Wake-up is generally between 8 and 9am where residents eat breakfast, usually cooking for themselves. Afterwards, they go through morning group sessions and individual sessions until lunch at 1pm. There are more groups until about 5pm, followed by dinner and an off-site AA, NA or GA meeting at least twice a week. While Williamsville has the reputation of being a permissive rehab (perhaps for allowing coffee, sweets and more or less unfettered use of electronics), residents are generally limited to an hour of free time during the day; still, one alum describes the busy schedule as "good training for the outside world."

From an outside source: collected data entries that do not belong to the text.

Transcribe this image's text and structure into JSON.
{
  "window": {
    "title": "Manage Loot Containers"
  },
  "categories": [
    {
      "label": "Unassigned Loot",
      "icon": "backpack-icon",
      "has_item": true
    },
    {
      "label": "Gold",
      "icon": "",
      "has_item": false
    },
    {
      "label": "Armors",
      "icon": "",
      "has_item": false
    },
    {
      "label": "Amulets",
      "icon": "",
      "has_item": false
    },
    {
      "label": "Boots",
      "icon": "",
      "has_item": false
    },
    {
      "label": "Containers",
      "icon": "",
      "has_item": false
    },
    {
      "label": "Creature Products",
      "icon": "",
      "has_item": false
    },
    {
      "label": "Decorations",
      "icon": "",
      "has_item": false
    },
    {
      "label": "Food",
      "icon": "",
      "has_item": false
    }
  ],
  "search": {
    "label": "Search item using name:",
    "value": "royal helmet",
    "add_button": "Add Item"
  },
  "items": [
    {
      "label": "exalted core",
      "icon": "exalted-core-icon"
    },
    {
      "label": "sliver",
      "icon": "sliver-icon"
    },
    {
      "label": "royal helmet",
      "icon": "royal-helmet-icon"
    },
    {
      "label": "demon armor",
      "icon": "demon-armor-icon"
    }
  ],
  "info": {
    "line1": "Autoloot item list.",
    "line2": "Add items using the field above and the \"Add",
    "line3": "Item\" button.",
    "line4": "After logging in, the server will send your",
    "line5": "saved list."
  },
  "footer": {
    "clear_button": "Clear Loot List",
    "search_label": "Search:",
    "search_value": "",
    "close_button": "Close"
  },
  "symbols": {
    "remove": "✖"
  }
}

The nuts and bolts of treatment aren't limited to talk therapy; Williamsville offers a balanced and integrated approach including gym time with a personal trainer, massages, art therapy, yoga and even hypnosis. The bread and butter remains, of course, the four one-on-one therapy sessions patients get every day—"The 1:1 ratio of patients to therapists was very accurate," one resident reports. Another mentions that while 12-step based therapy was encouraged, it was balanced. "12 step programs were introduced and used to a degree," he says. "Participation was encouraged during and after care, but alternatives were also used. Each therapist had the freedom to use their own training."

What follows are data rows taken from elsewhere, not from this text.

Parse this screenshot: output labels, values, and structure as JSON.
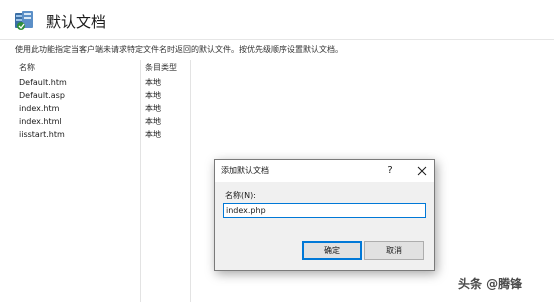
{
  "header": {
    "title": "默认文档",
    "icon": "iis-server-icon"
  },
  "description": "使用此功能指定当客户端未请求特定文件名时返回的默认文件。按优先级顺序设置默认文档。",
  "list": {
    "columns": [
      "名称",
      "条目类型"
    ],
    "rows": [
      {
        "name": "Default.htm",
        "type": "本地"
      },
      {
        "name": "Default.asp",
        "type": "本地"
      },
      {
        "name": "index.htm",
        "type": "本地"
      },
      {
        "name": "index.html",
        "type": "本地"
      },
      {
        "name": "iisstart.htm",
        "type": "本地"
      }
    ]
  },
  "dialog": {
    "title": "添加默认文档",
    "help": "?",
    "name_label": "名称(N):",
    "name_value": "index.php",
    "ok_label": "确定",
    "cancel_label": "取消"
  },
  "watermark": "头条 @腾锋",
  "colors": {
    "accent": "#0078d7",
    "dialog_bg": "#f0f0f0",
    "button_bg": "#e1e1e1"
  }
}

Although doctors are not in residence at all times (though there are nurses around), medical care is reportedly "very competent and helpful"; still, the focus on gambling means no on-site detox. Regardless, residents say that "if a medical issue arose, it was handled promptly," and that each client is able to see both visiting doctors once a week "to discuss medications and our overall well being." The psych staff also got high praise: "The shrink was one of the best in the area when I attended," an alum noted.

Rule-breaking is handled "on an individual basis," though also "immediately and effectively" whenever it occurs. Most report that any infractions they experienced were pretty mild: "All of my fellow residents behaved for the most part," one alum says. "Sometimes people would try to use their cell phone during a session, but they would give you a fair warning . . . everyone would [cooperate]."

Aside from treatment, Williamsville arranges for recreational activities to help their guests blow off steam. "We had all kinds of activities available," one grad says. "We went bowling and out to eat, ordered pizza for football games, [played rounds] of golf, [went] fishing in the pond . . . we were encouraged to use the facilities as we wished." While the overall experience at Williamsville is pastoral, residents report that off-site events are a good counterpoint to all the time in the country. "It was nice to get out in the community during our stay at Williamsville," one says.

Overall, the vibe of Williamsville is "professional and appropriate," with residents enjoying the balance of freedom and so-called tough love, although alums don’t go so far as to describe it that way. "Attending is voluntary," one alum says, "so as long as someone wants to be there, I think they will find it to be well worth time and investment." Beyond that, residents rave about the caring staff. "Treatment was a good experience," one says. "I knew I was at fault for my actions and I was able to bring up the past experiences . . . without judgment. I felt I could speak freely."

While religion is not emphasized—only the standard higher power of AA—some of the off-site meetings are slightly more religious than Williamsville's more neutral stance. "It was talked about openly and was always controversial," one alum says. "It opened my eyes to others' feelings on the matter."

Many residents report that they’re able to use the tools they found at Williamsville to lead addiction-free lives while others go as far to say that they use what they learned there every day. "Being at Williamsville Wellness was the best experience I could have had," a grad says. "I felt comfortable the minute I walked in the door and it continued throughout my stay. Four years later, I am still in contact with the therapists and employees that work there."

While it isn't a typical rehab in its gambling focus and somewhat out-of-date accommodations, alumni assure us that treatment is comprehensive. "They truly care about their clients," one resident says—a statement that alas probably can't be said for every rehab out there.